No residence permit for Scary Movie Gang member

POSTED: 09/3/14 4:28 PM

St. Maarten – Scary Movie Gang member Jarvill Omarrie Richardson will not get a temporary residence permit in St. Maarten, even though the 30-year-old has lived on the island since he was just three years old. The Court in First Instance dismissed on Monday morning Richardson’s appeal against the Minister of Justice’s decision to deny him the permit.

Richardson hails from Anguilla and has the British nationality. In 1983, he came to St. Maarten together with his grandmother and an aunt who has the Dutch nationality. He lived in St.

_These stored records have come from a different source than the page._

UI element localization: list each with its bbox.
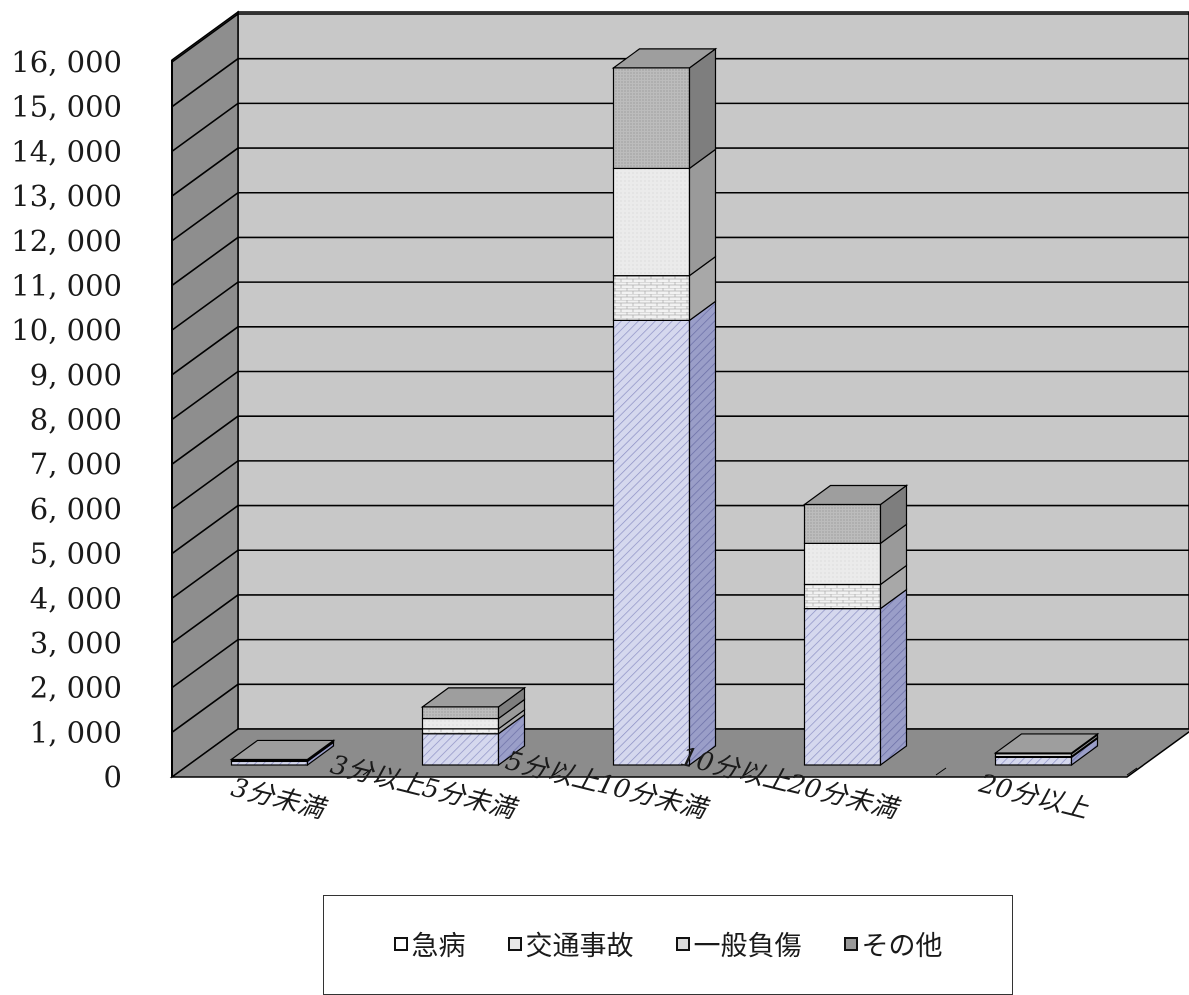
gridline-side bbox=[171, 13, 239, 63]
gridline-side bbox=[171, 192, 239, 242]
bar-top bbox=[420, 687, 527, 708]
x-tick-mark bbox=[1126, 767, 1138, 776]
bar-segment bbox=[994, 756, 1073, 766]
gridline-side bbox=[171, 415, 239, 465]
bar-top bbox=[611, 48, 718, 69]
gridline-side bbox=[171, 326, 239, 376]
bar-segment bbox=[612, 67, 691, 170]
gridline-side bbox=[171, 460, 239, 510]
legend-item: 急病 bbox=[393, 924, 466, 963]
gridline-side bbox=[171, 147, 239, 197]
y-axis-ticks: 0 1, 000 2, 000 3, 000 4, 000 5, 000 6, 000 7, … bbox=[11, 45, 122, 794]
gridline-side bbox=[171, 236, 239, 287]
y-tick-label: 15, 000 bbox=[11, 90, 122, 124]
bars bbox=[229, 47, 1138, 776]
bar-segment bbox=[612, 275, 691, 321]
y-tick-label: 4, 000 bbox=[30, 581, 122, 615]
legend-swatch bbox=[507, 936, 522, 951]
y-tick-label: 11, 000 bbox=[11, 268, 122, 302]
y-tick-label: 3, 000 bbox=[30, 626, 122, 660]
bar-segment bbox=[421, 728, 500, 735]
bar-segment bbox=[803, 503, 882, 544]
bar-segment bbox=[803, 583, 882, 610]
legend-items: 急病 交通事故 一般負傷 その他 bbox=[324, 924, 1012, 963]
bar-segment bbox=[612, 167, 691, 277]
legend-label: 一般負傷 bbox=[693, 931, 802, 962]
gridline-side bbox=[171, 549, 239, 599]
y-tick-label: 13, 000 bbox=[11, 179, 122, 213]
x-tick-mark bbox=[935, 767, 947, 776]
y-tick-label: 12, 000 bbox=[11, 224, 122, 258]
bar-segment bbox=[612, 319, 691, 766]
bar-segment-side bbox=[879, 588, 908, 767]
bar-segment bbox=[803, 607, 882, 766]
x-tick-label: 3分未満 bbox=[228, 773, 330, 826]
gridline-side bbox=[171, 683, 239, 733]
gridline-side bbox=[171, 102, 239, 153]
bar-segment bbox=[421, 706, 500, 720]
legend-swatch bbox=[675, 936, 690, 951]
legend-item: その他 bbox=[843, 924, 943, 963]
bar-segment bbox=[421, 733, 500, 766]
bar-top bbox=[802, 484, 909, 506]
bar-segment bbox=[803, 542, 882, 586]
legend-swatch bbox=[843, 936, 858, 951]
bar-top bbox=[993, 733, 1100, 754]
x-tick-mark bbox=[362, 767, 374, 776]
x-tick-mark bbox=[553, 767, 565, 776]
x-tick-mark bbox=[744, 767, 756, 776]
y-tick-label: 10, 000 bbox=[11, 313, 122, 347]
y-tick-label: 16, 000 bbox=[11, 45, 122, 79]
legend-item: 交通事故 bbox=[507, 924, 634, 963]
gridline-side bbox=[171, 58, 239, 108]
y-tick-label: 5, 000 bbox=[30, 537, 122, 571]
gridline-side bbox=[171, 281, 239, 331]
bar-segment-side bbox=[688, 300, 717, 767]
y-tick-label: 14, 000 bbox=[11, 134, 122, 168]
y-tick-label: 8, 000 bbox=[30, 403, 122, 437]
legend-swatch bbox=[393, 936, 408, 951]
bar-top bbox=[229, 739, 336, 761]
y-tick-label: 1, 000 bbox=[30, 715, 122, 749]
gridline-side bbox=[171, 638, 239, 689]
gridline-side bbox=[171, 504, 239, 555]
y-tick-label: 6, 000 bbox=[30, 492, 122, 526]
y-tick-label: 9, 000 bbox=[30, 358, 122, 392]
legend-item: 一般負傷 bbox=[675, 924, 802, 963]
bar-segment-side bbox=[688, 148, 717, 277]
gridline-side bbox=[171, 370, 239, 421]
legend-label: 急病 bbox=[411, 931, 466, 962]
y-tick-label: 0 bbox=[104, 760, 122, 794]
bar-segment bbox=[421, 717, 500, 730]
legend-label: その他 bbox=[861, 931, 943, 962]
legend: 急病 交通事故 一般負傷 その他 bbox=[323, 895, 1013, 995]
bar-segment-side bbox=[688, 47, 717, 170]
gridline-side bbox=[171, 594, 239, 644]
legend-label: 交通事故 bbox=[525, 931, 634, 962]
y-tick-label: 7, 000 bbox=[30, 447, 122, 481]
y-tick-label: 2, 000 bbox=[30, 671, 122, 705]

Maarten ever since, but without a residence permit because his parents or guardians never bothered to apply for one.

Richardson is currently detained in the Pointe Blanche prison where he serves a 10-year sentence. In July 2009, the Common Court of Justice sentenced him to 10 years, three years more than the sentence handed down by the Court in First Instance in the same year, and one year above the demand by the prosecution.

The court found Richardson guilty of involvement in armed robberies by the so-called Scary Movie Gang. The 12-Meter Challenge Bar, the Beach Plaza Casino, the Coliseum Casino and Prime Distributors were among the targets. The gang also burglarized Klass Electronics twice. Gang members always left a note that read “Scary Movie was here.”

The crimes date back to 2005. On one occasion, Richardson told a female casino cashier, “You fucking bitch, put the money on the counter, fast, fast.”

In April of last year, a social worker put in Richardson’s request for a temporary residence permit. In May, the justice ministry denied it. In its decision, the Justice Minister referred to the 10-year prison sentence and to the fact that Richardson never had legal status in St. Maarten. “It also appears that he never attempted to legalize his presence in St. Maarten.”

Furthermore, the ministry noted that denying the permit does not amount to a violation of the right to respect for family life as mentioned in the European Human Rights Treaty.

Richardson filed an appeal on humanitarian grounds, saying that he is engaged to a Dutch woman and that his life is in St. Maarten.

The ministry declared the appeal unfounded, a decision the court struck down in January of this year.

The court ruled in favor of the Minister of Justice. It took into account the crimes Richardson committed, the fact that the plaintiff did not substantiate that there are more than normal emotional ties with family members living in St. Maarten, and the fact that there is nothing to prevent Richardson from continuing his life in Anguilla. The court agreed with the Minister of Justice that Richardson’s age and his command of the English language must enable him to survive in Anguilla.